The Journal Of Albion Moonlight

Fiction

Kenneth Patchen

Inspired by one of the finest lyrics in the English language, the anonymous, pre-Shakespearean Tom O'Bedlam: "...by a knight of ghosts and shadows I am summoned am to tourney Ten leagues beyond The wide world's end–– Methinks it is no journey..." Kenneth Patchen sets off on an allegorical journey of his own in which the far boundaries of love and murder, madness and sex are sensually explored. His is the tale of a disordered pilgrimage to H. Roivas (Heavenly Savior) in which the deranged responses of individuals point up the outer madness from which they derive in a more imaginative way that social protest generally allows.

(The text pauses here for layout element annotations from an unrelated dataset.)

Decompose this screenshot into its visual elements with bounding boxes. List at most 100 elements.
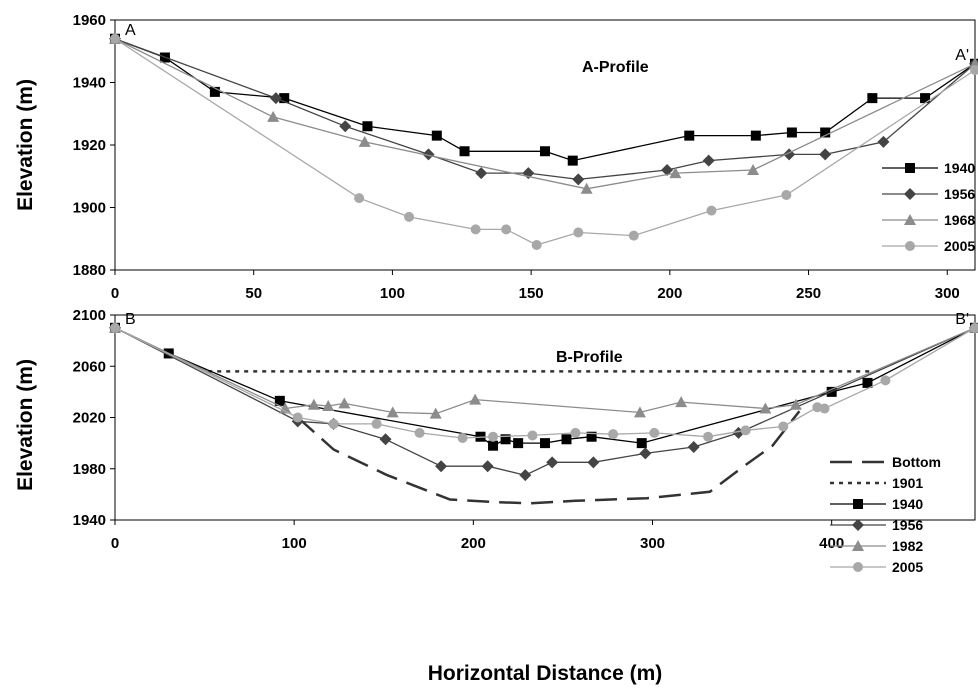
legend-label: 2005 — [944, 238, 975, 254]
data-point — [429, 407, 442, 419]
data-point — [362, 121, 373, 132]
data-point — [371, 418, 382, 429]
data-point — [431, 130, 442, 141]
data-point — [513, 438, 524, 449]
data-point — [747, 164, 760, 175]
legend-label: 1956 — [944, 186, 975, 202]
legend-label: 1901 — [892, 475, 923, 491]
x-tick-label: 300 — [640, 535, 665, 552]
data-point — [970, 322, 978, 333]
series-1968 — [109, 32, 978, 194]
data-point — [786, 127, 797, 138]
x-tick-label: 150 — [519, 285, 544, 302]
data-point — [386, 406, 399, 418]
x-tick-label: 200 — [657, 285, 682, 302]
data-point — [475, 167, 488, 180]
x-tick-label: 250 — [796, 285, 821, 302]
y-tick-label: 1940 — [73, 512, 106, 529]
series-line-1940 — [114, 38, 976, 162]
data-point — [669, 167, 682, 179]
y-tick-label: 2100 — [73, 307, 106, 324]
profile-end-label: A — [125, 22, 136, 39]
legend-marker — [905, 163, 915, 173]
plot-frame — [114, 314, 976, 521]
data-point — [702, 154, 715, 167]
series-line-1940 — [114, 327, 976, 447]
series-line-1956 — [114, 38, 976, 181]
series-1940 — [110, 33, 978, 166]
data-point — [209, 86, 220, 97]
profile-end-label: B — [125, 311, 136, 328]
legend-label: 1968 — [944, 212, 975, 228]
x-tick-label: 200 — [461, 535, 486, 552]
y-tick-label: 2060 — [73, 358, 106, 375]
y-axis-title: Elevation (m) — [14, 79, 37, 211]
data-point — [970, 65, 978, 75]
data-point — [740, 425, 751, 436]
legend: 1940 1956 1968 2005 — [882, 160, 975, 254]
legend-label: 1956 — [892, 517, 923, 533]
panel-title: A-Profile — [582, 59, 649, 76]
data-point — [469, 393, 482, 405]
data-point — [279, 93, 290, 104]
data-point — [338, 397, 351, 409]
data-point — [470, 224, 481, 235]
data-point — [267, 110, 280, 122]
data-point — [501, 224, 512, 235]
data-point — [540, 438, 550, 449]
y-tick-label: 1880 — [73, 262, 106, 279]
data-point — [457, 433, 468, 443]
x-axis-title: Horizontal Distance (m) — [428, 662, 663, 685]
data-point — [328, 418, 339, 429]
data-point — [110, 322, 120, 333]
legend-marker — [852, 540, 864, 551]
data-point — [567, 155, 578, 166]
x-tick-label: 400 — [819, 535, 844, 552]
data-point — [404, 211, 415, 222]
series-line-1968 — [114, 38, 976, 190]
y-tick-label: 2020 — [73, 410, 106, 427]
data-point — [339, 120, 352, 133]
legend-marker — [852, 519, 864, 531]
data-point — [110, 33, 120, 44]
data-point — [661, 164, 674, 176]
data-point — [781, 190, 792, 200]
x-tick-label: 100 — [380, 285, 405, 302]
data-point — [684, 130, 695, 141]
data-point — [819, 403, 830, 414]
data-point — [877, 135, 890, 148]
legend: Bottom 1901 1940 1956 1982 2005 — [830, 454, 941, 575]
data-point — [750, 130, 761, 141]
data-point — [703, 431, 714, 442]
data-point — [706, 205, 717, 216]
data-point — [292, 412, 303, 423]
data-point — [561, 434, 572, 445]
data-point — [422, 148, 435, 161]
series-bottom — [296, 410, 801, 505]
data-point — [580, 182, 593, 194]
legend-marker — [853, 499, 863, 509]
plot-frame — [114, 19, 976, 271]
legend-label: 1940 — [944, 160, 975, 176]
y-tick-label: 1980 — [73, 461, 106, 478]
x-tick-label: 0 — [111, 535, 119, 552]
data-point — [488, 440, 499, 451]
x-tick-label: 300 — [935, 285, 960, 302]
data-point — [481, 460, 494, 473]
data-point — [628, 230, 639, 241]
data-point — [633, 406, 646, 418]
data-point — [279, 402, 292, 414]
y-tick-label: 1960 — [73, 12, 106, 29]
data-point — [358, 135, 371, 147]
x-tick-label: 0 — [111, 285, 119, 302]
data-point — [920, 93, 931, 104]
series-line-bottom — [296, 410, 801, 505]
data-point — [687, 440, 700, 453]
series-1956 — [109, 321, 978, 482]
data-point — [587, 456, 600, 469]
data-point — [414, 427, 425, 438]
data-point — [546, 456, 559, 469]
legend-label: 2005 — [892, 559, 923, 575]
data-point — [636, 438, 647, 449]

A chronicle of violent fury and compassion, written when Surrealism was still vigorous and doing battle with psychotic "reality," The Journal of Albion Moonlight is the American monument to engagement. Like Camus, Kenneth Patchen is anti-cool, anti-hip, anti-beat. Henry Miller said: "The Journal of Albion Moonlight is a work of unmistakable genius. Nothing like it has been written...in all English literature it stands alone... I know of no other American writer capable of giving us such a...truthful, fearless and harrowing account...Albion Moonlight is the most naked figure of a man I have encountered in all literature."